16 April 2013
High power-gain cut-off frequency with high breakdown in GaN-on-Si HEMT
Institute of Electronic, Microelectronic and Nanotechnology (IEMN) in France has developed a gallium nitride (GaN) on silicon (Si) high-electron-mobility transistor (HEMT) with a power gain cut-off frequency of 220GHz and a three-terminal breakdown voltage above 100V [Farid Medjdoub et al, Appl. Phys. Express, vol6, p044001, 2013].
“For high-power applications, one of the most important figures of merit is the combination of the power gain with the three-terminal breakdown voltage (VBK) together with low dispersion,” according to the IEMN team. They add that their results give a record fmaxVBK product of 20.6THzV, “which is well beyond any previously reported data for GaN-on-Si devices and is comparable to the best GaN-on-SiC fmaxVBK product.” (Figure 1)
Figure 1: Benchmark of the power-gain cut-off frequency versus the off-state three-terminal breakdown voltage of GaN-on-SiC and GaN-on-Si devices.
Up to now, silicon carbide (SiC) has been the preferred substrate for high-current-density, high-speed GaN transistors capable of operating at high voltages and temperatures, due to the high thermal conductivity and the small lattice mismatch of SiC with GaN. However, SiC is very expensive, and much less costly silicon has been gaining favor with improving performance and maturity. In addition, the prospect is raised of combining GaN power devices monolithically with silicon CMOS logic.
The epitaxial material used for the IEMN transistors consisted of a double aluminium gallium nitride (AlGaN) heterostructure of AlN/GaN/AlGaN, produced on 4-inch-diameter highly resistive (111) silicon at metal-organic chemical vapor deposition (MOCVD) company EpiGaN (Figure 2). The delivered material included an in-situ silicon nitride (SiN) layer that both passivates the structure and prevents the relaxation of strain.
Figure 2: (a) Transfer characteristics of 0.12μm x 50μm AlN/GaN-on-Si DHFET at drain bias VDS = 6V. Inset: cross section of the fabricated device. (b) Off-state three-terminal breakdown voltage of 0.12x50μm AlN/GaN-on-Si DHFET.
The strain is used to create high carrier densities in the two-dimensional electron gas (2DEG) channel through the generation of polarization fields. Hall measurements give a carrier density of 2x1013/cm2 with a mobility of 1400cm2/V-s, resulting in a uniform sheet resistance of ~240Ω/square (+/-2.3%).
The ohmic source-drain contacts of titanium/aluminium/nickel/gold were formed directly on etched regions exposing the AlN layer. These contacts were rapidly annealed at 875°C. Device isolation was achieved with nitrogen implantation.
A further 50nm of SiN was applied using plasma-enhanced chemical vapor deposition (PECVD). A 120nm gate-length was defined using electron-beam lithography followed by sulfur hexafluoride (SF6) plasma etch down to the AlN. The etch process was designed to avoid plasma damage under the gate. The nickel/gold gate (with optimized field plate) was formed with additional electron-beam lithography and deposition.

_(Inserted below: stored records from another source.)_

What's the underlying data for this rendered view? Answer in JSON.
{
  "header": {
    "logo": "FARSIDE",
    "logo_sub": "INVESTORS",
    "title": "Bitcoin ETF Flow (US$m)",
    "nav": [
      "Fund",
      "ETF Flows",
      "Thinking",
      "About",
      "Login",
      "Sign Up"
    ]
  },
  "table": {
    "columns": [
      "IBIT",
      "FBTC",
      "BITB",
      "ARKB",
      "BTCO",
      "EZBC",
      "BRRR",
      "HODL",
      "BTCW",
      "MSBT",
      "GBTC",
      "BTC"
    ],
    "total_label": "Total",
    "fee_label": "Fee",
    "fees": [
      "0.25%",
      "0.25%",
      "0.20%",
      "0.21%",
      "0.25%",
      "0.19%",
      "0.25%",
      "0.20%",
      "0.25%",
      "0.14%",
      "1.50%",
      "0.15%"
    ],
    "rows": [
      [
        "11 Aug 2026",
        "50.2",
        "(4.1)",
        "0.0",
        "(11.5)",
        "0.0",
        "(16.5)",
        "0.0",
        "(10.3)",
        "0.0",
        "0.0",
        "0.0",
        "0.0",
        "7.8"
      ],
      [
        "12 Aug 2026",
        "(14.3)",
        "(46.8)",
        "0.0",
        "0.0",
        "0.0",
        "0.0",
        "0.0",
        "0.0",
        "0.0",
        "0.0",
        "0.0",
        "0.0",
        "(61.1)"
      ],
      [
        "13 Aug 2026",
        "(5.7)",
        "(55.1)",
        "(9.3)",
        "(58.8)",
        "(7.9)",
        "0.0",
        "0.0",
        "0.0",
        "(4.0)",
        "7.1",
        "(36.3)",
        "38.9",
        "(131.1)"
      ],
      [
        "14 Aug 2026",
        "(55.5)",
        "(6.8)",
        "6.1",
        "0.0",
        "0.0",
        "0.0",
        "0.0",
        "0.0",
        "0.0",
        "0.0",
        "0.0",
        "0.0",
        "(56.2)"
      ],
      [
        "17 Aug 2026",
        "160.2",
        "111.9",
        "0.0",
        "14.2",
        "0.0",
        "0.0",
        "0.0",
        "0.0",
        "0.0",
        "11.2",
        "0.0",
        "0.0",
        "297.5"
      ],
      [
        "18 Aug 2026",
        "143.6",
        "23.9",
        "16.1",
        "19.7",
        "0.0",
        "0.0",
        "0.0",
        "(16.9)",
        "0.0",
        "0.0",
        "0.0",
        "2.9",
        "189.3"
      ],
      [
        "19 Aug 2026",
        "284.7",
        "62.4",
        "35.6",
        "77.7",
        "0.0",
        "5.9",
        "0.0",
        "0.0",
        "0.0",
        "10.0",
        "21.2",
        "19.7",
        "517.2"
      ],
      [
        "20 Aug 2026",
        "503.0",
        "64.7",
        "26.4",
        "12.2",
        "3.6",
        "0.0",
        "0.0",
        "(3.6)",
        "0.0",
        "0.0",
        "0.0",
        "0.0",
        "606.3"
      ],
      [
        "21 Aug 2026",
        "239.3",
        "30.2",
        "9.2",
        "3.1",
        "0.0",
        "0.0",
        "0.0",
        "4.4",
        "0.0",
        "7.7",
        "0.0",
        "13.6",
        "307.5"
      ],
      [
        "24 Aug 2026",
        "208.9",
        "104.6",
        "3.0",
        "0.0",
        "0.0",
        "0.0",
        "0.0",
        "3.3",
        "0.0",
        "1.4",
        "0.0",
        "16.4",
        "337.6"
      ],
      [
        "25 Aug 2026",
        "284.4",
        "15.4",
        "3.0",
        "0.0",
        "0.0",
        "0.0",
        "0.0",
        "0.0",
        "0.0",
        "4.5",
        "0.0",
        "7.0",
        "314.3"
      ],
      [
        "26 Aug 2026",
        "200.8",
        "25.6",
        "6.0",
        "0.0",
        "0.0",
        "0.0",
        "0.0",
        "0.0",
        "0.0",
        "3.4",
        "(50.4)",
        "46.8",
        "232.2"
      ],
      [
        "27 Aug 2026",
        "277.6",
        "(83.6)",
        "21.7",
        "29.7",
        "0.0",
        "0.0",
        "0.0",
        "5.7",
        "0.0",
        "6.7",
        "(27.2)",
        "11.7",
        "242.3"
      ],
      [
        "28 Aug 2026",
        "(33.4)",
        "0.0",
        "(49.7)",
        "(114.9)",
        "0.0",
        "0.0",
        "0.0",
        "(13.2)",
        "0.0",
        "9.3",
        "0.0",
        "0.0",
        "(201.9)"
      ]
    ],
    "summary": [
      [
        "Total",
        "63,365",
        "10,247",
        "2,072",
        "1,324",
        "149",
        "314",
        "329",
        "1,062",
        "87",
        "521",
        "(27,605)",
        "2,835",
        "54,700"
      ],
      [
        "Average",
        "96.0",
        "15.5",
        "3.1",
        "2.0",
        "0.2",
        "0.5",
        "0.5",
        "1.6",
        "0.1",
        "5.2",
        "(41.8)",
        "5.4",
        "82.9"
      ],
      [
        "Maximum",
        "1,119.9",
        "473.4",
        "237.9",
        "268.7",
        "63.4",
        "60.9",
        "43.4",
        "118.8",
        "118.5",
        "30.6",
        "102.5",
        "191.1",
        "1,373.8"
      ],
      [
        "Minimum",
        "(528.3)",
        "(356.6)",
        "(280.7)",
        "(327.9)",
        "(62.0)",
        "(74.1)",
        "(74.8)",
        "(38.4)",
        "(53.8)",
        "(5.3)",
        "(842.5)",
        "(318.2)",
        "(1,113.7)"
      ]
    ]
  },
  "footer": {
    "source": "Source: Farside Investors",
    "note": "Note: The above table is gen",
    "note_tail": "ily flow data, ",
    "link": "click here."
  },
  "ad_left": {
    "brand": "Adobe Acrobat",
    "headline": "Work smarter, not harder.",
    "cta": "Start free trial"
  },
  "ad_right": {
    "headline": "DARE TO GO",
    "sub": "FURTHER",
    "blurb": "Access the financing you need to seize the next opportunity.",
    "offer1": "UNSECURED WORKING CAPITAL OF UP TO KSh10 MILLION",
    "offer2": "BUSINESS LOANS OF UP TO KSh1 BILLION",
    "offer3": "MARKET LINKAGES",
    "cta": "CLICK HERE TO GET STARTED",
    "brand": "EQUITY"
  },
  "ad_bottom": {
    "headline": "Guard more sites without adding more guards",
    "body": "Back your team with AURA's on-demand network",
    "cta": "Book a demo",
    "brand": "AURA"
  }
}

Other dimensions of the device were 0.2μm gate-source and 0.3μm gate-drain spacing, and 50μm gate width.
The maximum current density with a +2V gate and 6V drain bias was 1.5A/mm (Figure 2a). The peak extrinsic transconductance was more than 550mS/mm. The off-state leakage was less than 2μA/mm.
The three-terminal breakdown voltage was more than 100V (Figure 2b). Below 100V drain bias, the drain leakage remained less than 30μA/mm.
Measurements with pulsed biasing of 500ns showed no threshold voltage shifts up to 30V drain bias. The researchers attribute this to “enhancement of the electron confinement in the 2DEG resulting from the use of the AlGaN back barrier”.
High-frequency testing was carried out up to 110GHz, giving a current gain cut-off (fT) of 75GHz and a power gain cut-off (fmax) of 220GHz at gate bias of -1.6V and drain bias of 20V. The researchers comment: “The high transconductance associated with the reduction of the short-channel effect by introducing a back barrier explains the outstanding power gain above 200GHz.”
The drain bias dependence of the cut-offs are that fmax increases to saturation at 20V, while fT decreases due to the impact of self-heating on transconductance.
The researchers believe that further performance improvement could be obtained from reduction of contact resistances and residual RF losses. In particular, the access resistances were relatively high and the residual RF loss appears to emanate from the interface between buffer and silicon substrate, which have a high lattice mismatch.
The researchers conclude: “These results show that GaN-on-Si devices have excellent potential for millimeter-wave applications, and will enable low-cost and next-generation highly integrated circuits.”
The author Mike Cooke is a freelance technology journalist who has worked in the semiconductor and advanced technology sectors since 1997.